Ramsey County Assessor Stephen Baker notes the assessment process is imperfect. “Nonetheless,” Baker argues, “assessors in Minnesota are well trained and apply rigorous techniques to determine property values. Mistakes can and do occur, but there’s an appeal process to address these-and these appeals are taken seriously and acted on appropriately. To hear that someone with Mr. Krinkie’s background has said that assessors are systematically and deliberately over valuing property in order extract more money from taxpayers is very disheartening. He could not be more wrong.”

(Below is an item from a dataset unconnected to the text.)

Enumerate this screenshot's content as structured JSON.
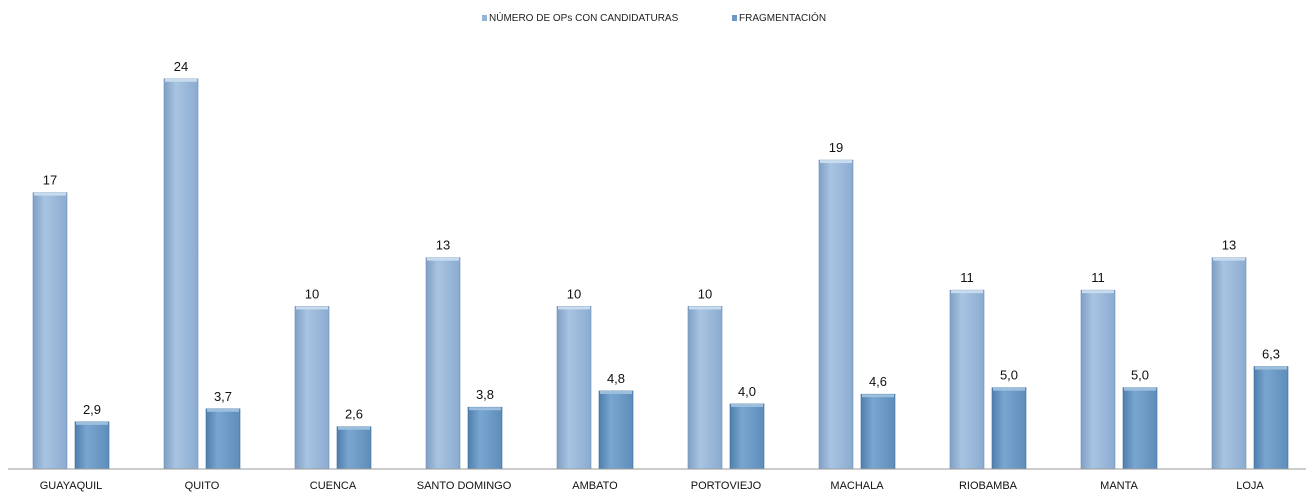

Recent Pioneer Press articles have described inaccuracies in the system for valuing properties (April 4 and March 27). However, the Pioneer Press also notes that “By industry standards, Twin Cities assessors have a good track record, and it’s been steadily improving since 2000. By 2006, all seven metro counties got passing grades, some even A’s, for accuracy and fairness set by the International Association of Assessing Officers.”

Furthermore, there is no indication from any credible source that assessors are deliberately over-valuing values, as Krinkie alleges. In fact, annual studies from the Minnesota Department of Revenue indicate that housing values are more frequently under-valued by assessors than over-valued.

To be sure, taxpayers have a right to be distressed about rising property taxes. A recent Minnesota 2020 report has shown that the average homestead tax in Minnesota has increased by approximately 70 percent from 2002 to 2008 and by nearly 30 percent after adjusting for inflation.

However, this growth in homestead property taxes cannot be blamed on the actions of assessors. Nor can it be blamed on the actions of local governments; since 2002, the real per capita revenue of Minnesota local governments has declined by nearly ten percent.

The real cause of property tax increases are state aid cuts to local governments-policies endorsed by Krinkie and the Taxpayers League. These aid cuts have compelled local governments to increase property taxes at the same time that they are laying off cops and teachers, increasing class sizes, closing libraries, and cutting funding for transportation and public infrastructure.

The Krinkie rant against assessors is another attempt on the part of the Taxpayers League to use bogus assertions to vilify local governments and justify their “no new tax” agenda. Minnesotans beware: Krinkie and his colleagues at the Fact Slayers’ League are not your friends when it comes to controlling growth in property taxes.